阮知微之前倒没想到他会追来,她以为,他现在沉迷白绮的温柔乡,根本不在意她怎么样。

最初的惊讶过后,阮知微很快冷静下来,来找她又怎么样呢。

阮知微整理好情绪,语气平淡,后退了半步和他保持距离:“不是闹。我是真的要和你分手,你挡路了,麻烦让一下。”

“那教你用这招的人说没说过,要适可而止?不然,只会适得其反。”沈宴的眸光紧紧注视着她。

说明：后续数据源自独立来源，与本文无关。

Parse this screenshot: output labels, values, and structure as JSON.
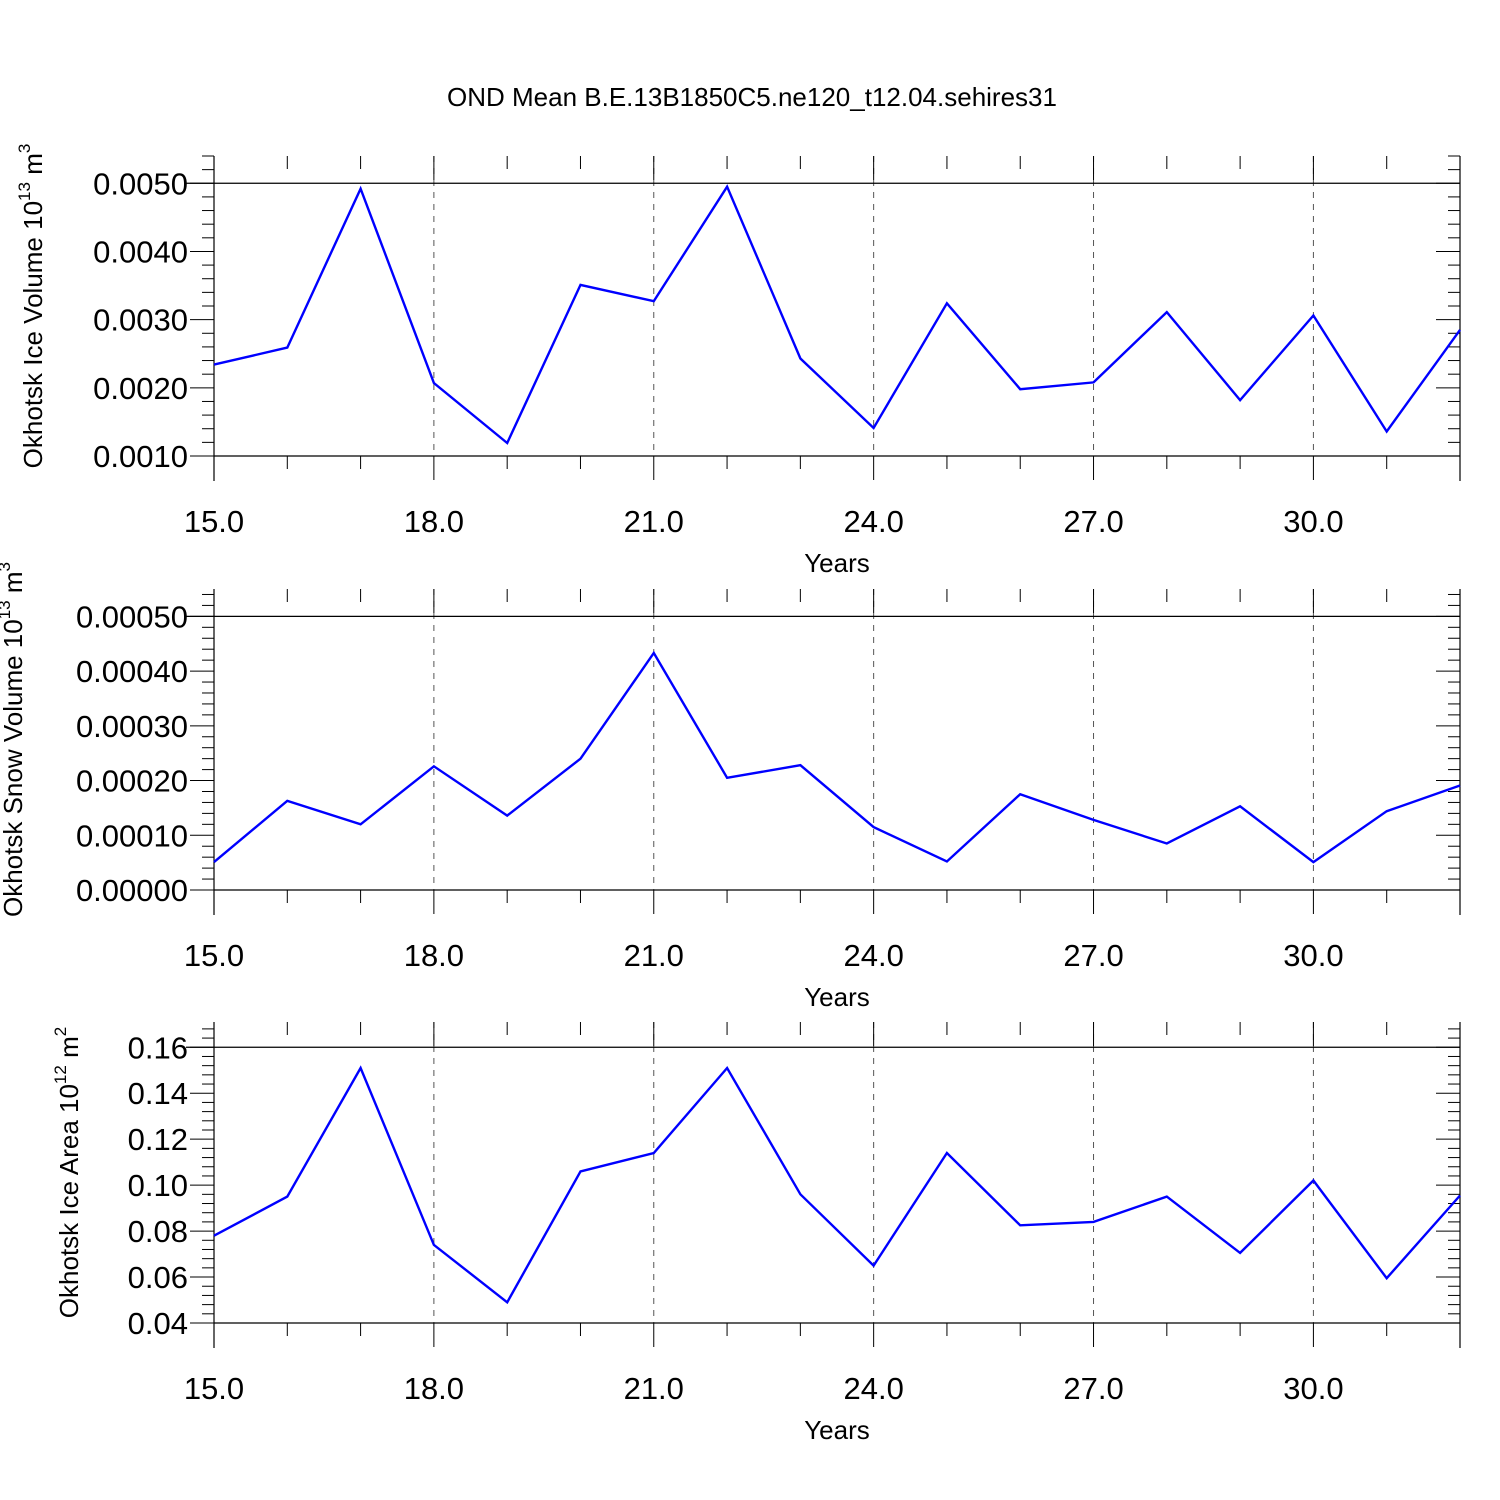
{
  "title": "OND Mean B.E.13B1850C5.ne120_t12.04.sehires31",
  "colors": {
    "line": "#0000ff",
    "axis": "#000000",
    "grid": "#555555"
  },
  "chart_data": [
    {
      "type": "line",
      "xlabel": "Years",
      "ylabel": {
        "text": "Okhotsk Ice Volume 10",
        "exp": "13",
        "unit": " m",
        "unit_exp": "3"
      },
      "xlim": [
        15,
        32
      ],
      "ylim": [
        0.001,
        0.0054
      ],
      "x_ticks": [
        "15.0",
        "18.0",
        "21.0",
        "24.0",
        "27.0",
        "30.0"
      ],
      "y_ticks": [
        "0.0010",
        "0.0020",
        "0.0030",
        "0.0040",
        "0.0050"
      ],
      "x": [
        15,
        16,
        17,
        18,
        19,
        20,
        21,
        22,
        23,
        24,
        25,
        26,
        27,
        28,
        29,
        30,
        31,
        32
      ],
      "values": [
        0.00234,
        0.00259,
        0.00492,
        0.00207,
        0.00119,
        0.00351,
        0.00327,
        0.00495,
        0.00243,
        0.00141,
        0.00324,
        0.00198,
        0.00208,
        0.00311,
        0.00182,
        0.00306,
        0.00136,
        0.00285
      ],
      "grid": "dashed vertical at major x ticks"
    },
    {
      "type": "line",
      "xlabel": "Years",
      "ylabel": {
        "text": "Okhotsk Snow Volume 10",
        "exp": "13",
        "unit": " m",
        "unit_exp": "3"
      },
      "xlim": [
        15,
        32
      ],
      "ylim": [
        0.0,
        0.00055
      ],
      "x_ticks": [
        "15.0",
        "18.0",
        "21.0",
        "24.0",
        "27.0",
        "30.0"
      ],
      "y_ticks": [
        "0.00000",
        "0.00010",
        "0.00020",
        "0.00030",
        "0.00040",
        "0.00050"
      ],
      "x": [
        15,
        16,
        17,
        18,
        19,
        20,
        21,
        22,
        23,
        24,
        25,
        26,
        27,
        28,
        29,
        30,
        31,
        32
      ],
      "values": [
        5.1e-05,
        0.000163,
        0.00012,
        0.000226,
        0.000136,
        0.00024,
        0.000433,
        0.000205,
        0.000228,
        0.000115,
        5.2e-05,
        0.000175,
        0.000128,
        8.5e-05,
        0.000153,
        5.1e-05,
        0.000144,
        0.000191
      ],
      "grid": "dashed vertical at major x ticks"
    },
    {
      "type": "line",
      "xlabel": "Years",
      "ylabel": {
        "text": "Okhotsk Ice Area 10",
        "exp": "12",
        "unit": " m",
        "unit_exp": "2"
      },
      "xlim": [
        15,
        32
      ],
      "ylim": [
        0.04,
        0.171
      ],
      "x_ticks": [
        "15.0",
        "18.0",
        "21.0",
        "24.0",
        "27.0",
        "30.0"
      ],
      "y_ticks": [
        "0.04",
        "0.06",
        "0.08",
        "0.10",
        "0.12",
        "0.14",
        "0.16"
      ],
      "x": [
        15,
        16,
        17,
        18,
        19,
        20,
        21,
        22,
        23,
        24,
        25,
        26,
        27,
        28,
        29,
        30,
        31,
        32
      ],
      "values": [
        0.078,
        0.095,
        0.151,
        0.074,
        0.049,
        0.106,
        0.114,
        0.151,
        0.096,
        0.065,
        0.114,
        0.0825,
        0.084,
        0.095,
        0.0705,
        0.102,
        0.0595,
        0.0955
      ],
      "grid": "dashed vertical at major x ticks"
    }
  ]
}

阮知微帽子、口罩捂得严实,只露出她清透的鹿眼,她的眼睛里是满满的疏离:“我不想和你说太多话,请你让开。”

她眼神里的倔意又出现了,沈宴熟悉她这个样子,她一旦露出那种眼神,就说明她下定了决心。

就像她当初执意要和他在一起,执意要进娱乐圈,而现在,她要执意离开他。

有什么东西变得不受控制起来,那种陌生的情绪再次在他心里生根发芽,破土而出。

沈宴蓦地笑了:“我偏不让开呢?”

说这话时,他唇角是弯起的,眼里却没有笑意。

“你……”阮知微也来了火气,她本来对他心死,连发火都觉得不值得,但他现在这样的语气,再次挑起了阮知微的愤怒。

他当初把她扔在道路上去接机另一个女人,现在却还不让她走,他凭什么,凭什么他想怎么样就怎么样,凭什么这么践踏别人的感情,她就应该被他牵着鼻子走吗。

“你混蛋!”

“我是混蛋,你第一天知道么?”沈宴压根不在意她的火气,他按住她的肩膀,俯下身,语气间隐隐带着威胁意味:“你可以再骂大一点声,让全地铁的人都听到,明天你就能上热搜,连着我一起,以这种方式来公开恋情,你开不开心?”

“又或者,”沈宴语气一转:“你这么用分手来闹,就是希望达成这个目标?”

阮知微听到这话,心顿时凉了半截。

她不图他的钱,可原来,在沈宴心里,她和那些趋炎附势的女人没有任何区别。

沈宴说完这句话就有些后悔,看到阮知微的眼神就知道自己又伤到她了,他当然知道阮知微是什么样的人。

但沈宴从不认错。

他直起身,拽住阮知微的手腕往外走,过了之前那个话题:“行了,别在公开场合吵,要吵回去吵。”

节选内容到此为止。